Figura 2. Emplazamiento de la palloza y construcciones con techos de paja en Europa

Del estudio publicado (English Heritage, 2000) se estima en casi dos millones las construcciones con cubiertas de paja, un millón construidas antes del año 1800, presentando una mayor densidad en la zona sur de Gran Bretaña (Figura 3), (LABC, 2009). Para el caso de Escocia (Walter, 1996), se distribuyen en siete áreas, en función de las técnicas constructivas empleadas (Figura 4). Tanto Inglaterra como Escocia están históricamente más relacionadas con las pallozas, pero son numerosas las civilizaciones en los cinco continentes que han llegado de modo independiente a soluciones constructivas similares: Kuélap (Perú); Ogimochi (Japón) o Nimule (Sudán).

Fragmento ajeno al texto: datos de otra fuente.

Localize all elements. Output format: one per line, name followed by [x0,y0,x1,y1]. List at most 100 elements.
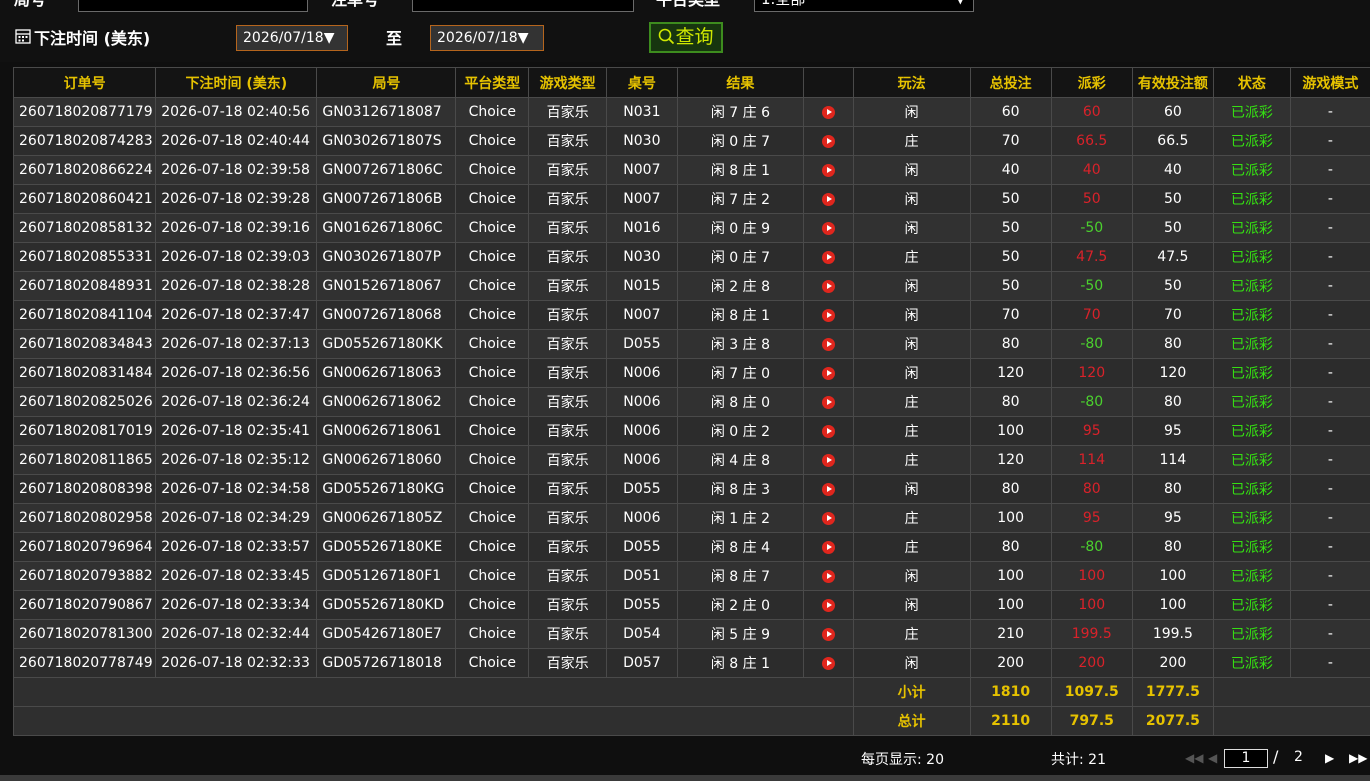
replay-cell [803,445,854,475]
col-table-no[interactable]: 桌号 [606,67,678,98]
play-video-icon[interactable] [821,540,835,554]
replay-cell [803,619,854,649]
cell-bet-time: 2026-07-18 02:35:41 [155,416,318,446]
table-row[interactable]: 260718020825026 2026-07-18 02:36:24 GN0062… [12,387,1370,417]
table-row[interactable]: 260718020831484 2026-07-18 02:36:56 GN0062… [12,358,1370,388]
play-video-icon[interactable] [821,395,835,409]
play-video-icon[interactable] [821,163,835,177]
col-status[interactable]: 状态 [1212,67,1291,98]
cell-result: 闲 8 庄 4 [676,532,805,562]
bottom-strip [0,775,1370,781]
play-video-icon[interactable] [821,366,835,380]
cell-game-type: 百家乐 [528,126,608,156]
cell-table-no: D051 [606,561,678,591]
summary-payout: 797.5 [1050,706,1133,736]
play-video-icon[interactable] [821,250,835,264]
play-video-icon[interactable] [821,598,835,612]
last-page-icon[interactable]: ▶▶ [1349,751,1367,765]
play-video-icon[interactable] [821,105,835,119]
first-page-icon[interactable]: ◀◀ [1185,751,1203,765]
table-row[interactable]: 260718020778749 2026-07-18 02:32:33 GD0572… [12,648,1370,678]
cell-game-mode: - [1289,155,1370,185]
table-row[interactable]: 260718020808398 2026-07-18 02:34:58 GD0552… [12,474,1370,504]
col-result[interactable]: 结果 [676,67,805,98]
play-video-icon[interactable] [821,221,835,235]
cell-result: 闲 2 庄 8 [676,271,805,301]
cell-payout: -50 [1050,271,1133,301]
platform-type-select[interactable]: 1.全部 ▼ [754,0,974,12]
col-game-type[interactable]: 游戏类型 [528,67,608,98]
cell-order-no: 260718020793882 [12,561,157,591]
col-payout[interactable]: 派彩 [1050,67,1133,98]
table-row[interactable]: 260718020858132 2026-07-18 02:39:16 GN0162… [12,213,1370,243]
table-row[interactable]: 260718020811865 2026-07-18 02:35:12 GN0062… [12,445,1370,475]
table-row[interactable]: 260718020802958 2026-07-18 02:34:29 GN0062… [12,503,1370,533]
next-page-icon[interactable]: ▶ [1325,751,1334,765]
col-total-bet[interactable]: 总投注 [969,67,1052,98]
cell-table-no: N030 [606,126,678,156]
page-number-input[interactable]: 1 [1224,749,1268,768]
cell-order-no: 260718020817019 [12,416,157,446]
table-row[interactable]: 260718020860421 2026-07-18 02:39:28 GN0072… [12,184,1370,214]
cell-order-no: 260718020855331 [12,242,157,272]
col-bet-time[interactable]: 下注时间 (美东) [155,67,318,98]
table-row[interactable]: 260718020848931 2026-07-18 02:38:28 GN0152… [12,271,1370,301]
table-row[interactable]: 260718020817019 2026-07-18 02:35:41 GN0062… [12,416,1370,446]
table-row[interactable]: 260718020877179 2026-07-18 02:40:56 GN0312… [12,97,1370,127]
play-video-icon[interactable] [821,308,835,322]
table-row[interactable]: 260718020855331 2026-07-18 02:39:03 GN0302… [12,242,1370,272]
play-video-icon[interactable] [821,569,835,583]
play-video-icon[interactable] [821,511,835,525]
cell-game-mode: - [1289,590,1370,620]
cell-table-no: D057 [606,648,678,678]
table-row[interactable]: 260718020793882 2026-07-18 02:33:45 GD0512… [12,561,1370,591]
game-no-input[interactable] [78,0,308,12]
chevron-down-icon: ▼ [517,30,529,46]
play-video-icon[interactable] [821,192,835,206]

Figura 3. Distribución geográfica cubiertas de paja "thatched buildings" en Inglaterra

Figura 4. Distribución zonal de cubiertas de paja según técnicas constructivas en Escocia

Antecedentes históricos

Las primeras referencias se encuentran en construcciones prerromanas asociadas a la cultura castreña, característica del noroeste de España, con viviendas circulares (Villares, 1984). Algunas de ellas se han mantenido habitadas hasta hace muy poco. En el año 1990 se deshabita la última palloza en Salgueiras, Navia de Suarna, Galicia. La palloza como unidad es un estado de supervivencia donde convivían animales y personas, bajo el mismo techo, en un espacio único, manteniendo una resistencia frente a adversas condiciones climáticas, combinando el uso como vivienda, establo y almacén; una máquina energética para combatir los meses de invierno, en torno al lar central (del latín, hogar). La palloza ha funcionado como tecnología punta durante siglos para las prestaciones requeridas. Su funcionamiento se basa en el mismo criterio que ha puesto en valor toda la arquitectura tradicional, el acierto-error.

Sistema constructivo

Son construcciones situadas a media ladera, sin orientación determinada. La zona de establo se sitúa en la parte baja, aprovechando la pendiente natural del terreno y favoreciendo las escorrentías de aguas y purines. Su planta es circular o elíptica, con muros de piedra (granito, pizarra) sobre los que se apoya una amplia cubierta realizada con entramado de maderas de roble, castaño y techo de paja de centeno. El suelo se ejecuta mediante tierra compactada y encamado de paja alternada con enlosado de pizarra. La distribución interior se realiza en un espacio único compartido por personas y ganado, separados mediante entablado de madera. Únicamente tiene dos puertas, a veces solo una, para el acceso del ganado y personas, y algunos ventanucos, que permiten la entrada de luz exterior, minimizando las pérdidas energéticas. El punto fuerte y a su vez débil es su cubierta. Se ejecuta con paja de centeno sin trillar, entera, denominada "cuelmo", atada a la estructura de madera con la misma paja retorcida, "vincayos", especialización que ha generado el oficio de "teitador". La paja de centeno es una materia prima de ámbito local, con un bajo coste ambiental asociado, considerado como un material sostenible. El empleo de cubiertas de paja minimiza los costes medioambientales y de consumo de energía en su extracción, transporte y transformación del material, durante su uso y mantenimiento. La cubrición se forma con espesores desde 50 cm a 80 cm, que con las renovaciones periódicas de material puede llegar al metro de espesor. En ocasiones, también es posible encontrar, bajo la paja, una primera base de escobas (xesta, citysus scoparius), o brezo (urz, calluna vulgaris).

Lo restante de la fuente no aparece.